Immorality of the Bush Budget

The biblical prophets frequently spoke to kings and rulers. They spoke to "the nations," and the powerful were most often their target audience; those in charge were the ones called to greatest accountability. The Hebrew prophets usually spoke for the dispossessed, widows and orphans (read poor single moms), the hungry, the homeless, the helpless, the least, last, and lost. They spoke to a nation's priorities.

Budgets are moral documents. They reflect the values and priorities of a family, church, organization, city, state, or nation. They tell us what is most valued to those making the budget. It’s time to do a “values audit” of this budget, and a “moral audit” of our priorities. Who benefits in this budget and who suffers, who wins and who loses, what things are revealed as most important and what things are less important? America’s religious communities are required to ask of any budget, what happens to the poor and most vulnerable, especially the nation’s poorest children.
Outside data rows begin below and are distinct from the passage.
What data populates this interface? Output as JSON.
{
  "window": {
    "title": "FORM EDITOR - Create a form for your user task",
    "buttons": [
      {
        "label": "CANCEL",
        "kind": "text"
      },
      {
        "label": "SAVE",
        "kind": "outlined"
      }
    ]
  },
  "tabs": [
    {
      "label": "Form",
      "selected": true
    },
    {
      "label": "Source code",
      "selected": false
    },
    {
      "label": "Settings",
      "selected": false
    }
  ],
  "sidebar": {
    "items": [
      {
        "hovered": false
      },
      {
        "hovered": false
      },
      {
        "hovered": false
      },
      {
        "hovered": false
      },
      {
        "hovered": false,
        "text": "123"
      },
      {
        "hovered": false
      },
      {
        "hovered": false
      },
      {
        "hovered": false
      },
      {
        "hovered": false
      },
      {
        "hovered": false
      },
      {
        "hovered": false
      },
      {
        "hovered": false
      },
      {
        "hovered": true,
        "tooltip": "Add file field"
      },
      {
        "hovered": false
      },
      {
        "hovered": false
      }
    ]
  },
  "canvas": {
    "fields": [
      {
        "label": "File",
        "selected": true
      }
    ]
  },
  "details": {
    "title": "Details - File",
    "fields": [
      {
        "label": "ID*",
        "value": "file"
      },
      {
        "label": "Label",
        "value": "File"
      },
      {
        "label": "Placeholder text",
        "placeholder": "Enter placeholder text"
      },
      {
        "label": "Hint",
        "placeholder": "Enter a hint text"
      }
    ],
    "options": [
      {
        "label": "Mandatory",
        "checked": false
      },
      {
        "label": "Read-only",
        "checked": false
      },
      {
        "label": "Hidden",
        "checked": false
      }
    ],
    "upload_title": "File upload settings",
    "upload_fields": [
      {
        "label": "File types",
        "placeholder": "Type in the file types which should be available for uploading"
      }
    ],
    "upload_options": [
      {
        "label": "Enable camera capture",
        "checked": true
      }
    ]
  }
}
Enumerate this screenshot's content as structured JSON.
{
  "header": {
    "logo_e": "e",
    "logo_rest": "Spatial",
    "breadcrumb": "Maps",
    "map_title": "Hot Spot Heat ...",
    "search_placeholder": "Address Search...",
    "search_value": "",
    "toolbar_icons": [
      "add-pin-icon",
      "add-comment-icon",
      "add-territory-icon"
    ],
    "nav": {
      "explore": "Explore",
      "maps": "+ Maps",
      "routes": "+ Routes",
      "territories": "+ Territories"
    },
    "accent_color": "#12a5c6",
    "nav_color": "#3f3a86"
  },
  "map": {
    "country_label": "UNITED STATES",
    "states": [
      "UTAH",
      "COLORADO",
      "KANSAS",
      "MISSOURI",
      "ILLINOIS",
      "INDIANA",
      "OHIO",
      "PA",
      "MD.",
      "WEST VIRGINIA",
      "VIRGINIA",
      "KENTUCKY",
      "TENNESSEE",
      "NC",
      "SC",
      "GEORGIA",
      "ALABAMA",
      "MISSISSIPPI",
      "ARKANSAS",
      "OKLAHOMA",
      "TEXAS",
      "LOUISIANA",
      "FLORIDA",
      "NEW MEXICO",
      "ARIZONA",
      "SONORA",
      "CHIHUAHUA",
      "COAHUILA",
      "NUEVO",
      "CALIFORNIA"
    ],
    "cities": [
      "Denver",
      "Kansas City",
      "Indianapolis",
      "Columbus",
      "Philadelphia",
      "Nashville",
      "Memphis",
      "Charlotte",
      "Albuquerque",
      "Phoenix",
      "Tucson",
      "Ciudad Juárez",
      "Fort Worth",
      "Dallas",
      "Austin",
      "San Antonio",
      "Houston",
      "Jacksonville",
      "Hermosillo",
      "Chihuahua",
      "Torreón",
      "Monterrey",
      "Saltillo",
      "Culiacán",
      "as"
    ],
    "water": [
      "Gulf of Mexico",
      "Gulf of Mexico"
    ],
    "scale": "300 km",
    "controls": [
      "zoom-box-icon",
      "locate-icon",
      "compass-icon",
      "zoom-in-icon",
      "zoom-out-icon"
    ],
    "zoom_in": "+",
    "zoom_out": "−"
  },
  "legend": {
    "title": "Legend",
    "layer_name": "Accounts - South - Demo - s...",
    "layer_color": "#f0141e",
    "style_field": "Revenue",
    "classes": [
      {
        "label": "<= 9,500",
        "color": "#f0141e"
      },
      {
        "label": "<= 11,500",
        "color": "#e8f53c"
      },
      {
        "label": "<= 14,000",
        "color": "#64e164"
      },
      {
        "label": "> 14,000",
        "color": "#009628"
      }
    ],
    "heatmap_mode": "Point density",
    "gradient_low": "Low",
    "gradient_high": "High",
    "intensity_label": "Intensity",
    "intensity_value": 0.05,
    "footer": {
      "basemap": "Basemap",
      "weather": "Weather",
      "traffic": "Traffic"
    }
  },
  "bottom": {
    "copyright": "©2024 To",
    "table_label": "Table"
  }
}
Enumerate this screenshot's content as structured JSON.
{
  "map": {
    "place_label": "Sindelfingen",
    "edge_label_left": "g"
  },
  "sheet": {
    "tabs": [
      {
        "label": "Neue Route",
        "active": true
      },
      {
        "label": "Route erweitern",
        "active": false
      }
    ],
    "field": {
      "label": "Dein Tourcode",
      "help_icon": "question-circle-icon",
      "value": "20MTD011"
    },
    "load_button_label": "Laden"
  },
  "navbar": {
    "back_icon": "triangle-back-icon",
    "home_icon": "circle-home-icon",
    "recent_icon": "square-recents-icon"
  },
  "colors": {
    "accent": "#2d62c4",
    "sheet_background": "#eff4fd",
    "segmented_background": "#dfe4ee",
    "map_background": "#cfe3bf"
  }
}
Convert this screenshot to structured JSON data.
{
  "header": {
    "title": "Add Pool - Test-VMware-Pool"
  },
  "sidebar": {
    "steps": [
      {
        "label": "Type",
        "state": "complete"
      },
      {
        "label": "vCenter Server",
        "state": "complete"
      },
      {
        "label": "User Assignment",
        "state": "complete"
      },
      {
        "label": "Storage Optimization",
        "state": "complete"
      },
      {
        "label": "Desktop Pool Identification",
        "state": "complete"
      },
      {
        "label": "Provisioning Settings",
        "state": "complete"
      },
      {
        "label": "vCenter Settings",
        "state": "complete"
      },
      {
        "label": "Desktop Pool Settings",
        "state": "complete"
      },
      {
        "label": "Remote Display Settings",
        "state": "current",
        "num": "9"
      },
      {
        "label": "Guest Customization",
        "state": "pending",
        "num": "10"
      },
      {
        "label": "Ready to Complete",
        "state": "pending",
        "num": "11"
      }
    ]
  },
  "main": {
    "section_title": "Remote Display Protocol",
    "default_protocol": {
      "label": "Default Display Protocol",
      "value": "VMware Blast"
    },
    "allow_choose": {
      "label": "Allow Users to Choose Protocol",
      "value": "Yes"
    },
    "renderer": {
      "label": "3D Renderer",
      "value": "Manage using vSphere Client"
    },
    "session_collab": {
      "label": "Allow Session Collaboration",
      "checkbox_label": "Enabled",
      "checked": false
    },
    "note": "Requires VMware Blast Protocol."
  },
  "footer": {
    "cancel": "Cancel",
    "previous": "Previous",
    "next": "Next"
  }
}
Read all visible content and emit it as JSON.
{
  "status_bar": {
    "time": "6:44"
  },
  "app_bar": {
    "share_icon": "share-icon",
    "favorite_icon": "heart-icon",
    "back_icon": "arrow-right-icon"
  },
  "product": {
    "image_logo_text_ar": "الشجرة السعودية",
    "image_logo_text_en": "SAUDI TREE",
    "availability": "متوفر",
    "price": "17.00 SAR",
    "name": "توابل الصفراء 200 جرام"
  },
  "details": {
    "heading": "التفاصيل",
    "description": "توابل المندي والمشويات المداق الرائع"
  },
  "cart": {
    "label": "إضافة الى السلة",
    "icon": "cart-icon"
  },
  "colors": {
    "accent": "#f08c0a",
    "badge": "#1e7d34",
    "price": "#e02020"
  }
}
President Bush says that his 2006 budget "is a budget that sets priorities." Examining those priorities is a moral and religious concern. Just as we have "environmental impact studies," it’s time for a "poverty impact statement", which would ask the fundamental question of how policy proposals affect low-income people. Such a moral audit might reveal unacceptable priorities for many of us, including in the religious community where the president finds much of his political base. In a recent letter to the president, nearly 80 prominent evangelical leaders warned: “We know there will be powerful pressures, from some places, as you and the Congress work to reduce deficit spending, to cut even effective programs for poor people. We pray that you will not allow this to happen.”

But it is happening. In this budget, the cost of deficit reduction is mostly borne by those least able to bear the burden—the lowest-income families in America, rather than by those most able to afford it—the wealthiest Americans who benefit from the largest tax cuts. The budget projects a record $427 billion deficit, along with a promise to make tax cuts permanent. Does that make fiscal or moral sense?

Religious leaders have spoken clearly in past years about the perils of a domestic policy based primarily on tax cuts for the rich, deep program cuts for low-income people, and an expectation of faith-based charity to make up the huge gap. This budget runs directly counter to that religious wisdom. Billions of dollars are cut from programs that most directly impact America’s poorest families—in education, nutrition, child care, health care, affordable housing, job training, heating and cooling assistance, and in community and rural development. At the same time, mere millions of dollars are added as increases to a number of faith-based programs focusing on marriage, fatherhood, and abstinence. On the street, that would be called “chump change.” The warning that faith-based initiatives should provide a partnership with effective government anti-poverty programs—and not a substitute—has not been heeded. And the added tax cuts for the rich merely compound the moral and biblical offense.

Worst of all is the politicization of the faith-based initiative, with the bulk of support going to the most conservative evangelical groups that politically support the administration rather than to the most effective faith-based initiatives regardless of political affiliation. And the drastic cuts in community block grants, education, and housing programs that go to support the efforts of faith-based organizations may ultimately result in a net loss for religious charities.

Low-income people should not be punished for decisions that placed us in financial straits. Rather than moving toward a "living family income" this budget stifles opportunities for low-income families, which are vital for national economic security. Our future is in serious jeopardy when one in three proposed program cuts are to education initiatives (after a highly touted "No Child Left Behind" program); when fewer children in working poor families will be included in Medicaid; when the food stamps that supplement families’ grocery budgets are threatened; and when affordable housing is put out of reach. Cutting pro-work and pro-family supports for the less fortunate jeopardizes the common good. And all this while defense spending rises to $419 billion (not even including any additional spending for the war in Iraq), with an overall increase of 41 percent in military expenditures during the Bush years.

It is time to speak clearly about a budget lacking moral vision. A budget that scapegoats the poor, fattens the rich, and asks for sacrifice mostly from those who can least afford it, is a moral outrage. These budget priorities would cause the prophets to rise up in righteous indignation, as should we. Our nation deserves better vision. Morally-inspired voices must provide vision for the people when none comes from its leaders.

The president said this budget represents his priorities. But are these the priorities of the American people? It’s time for a national “moral values” debate about the president’s budget.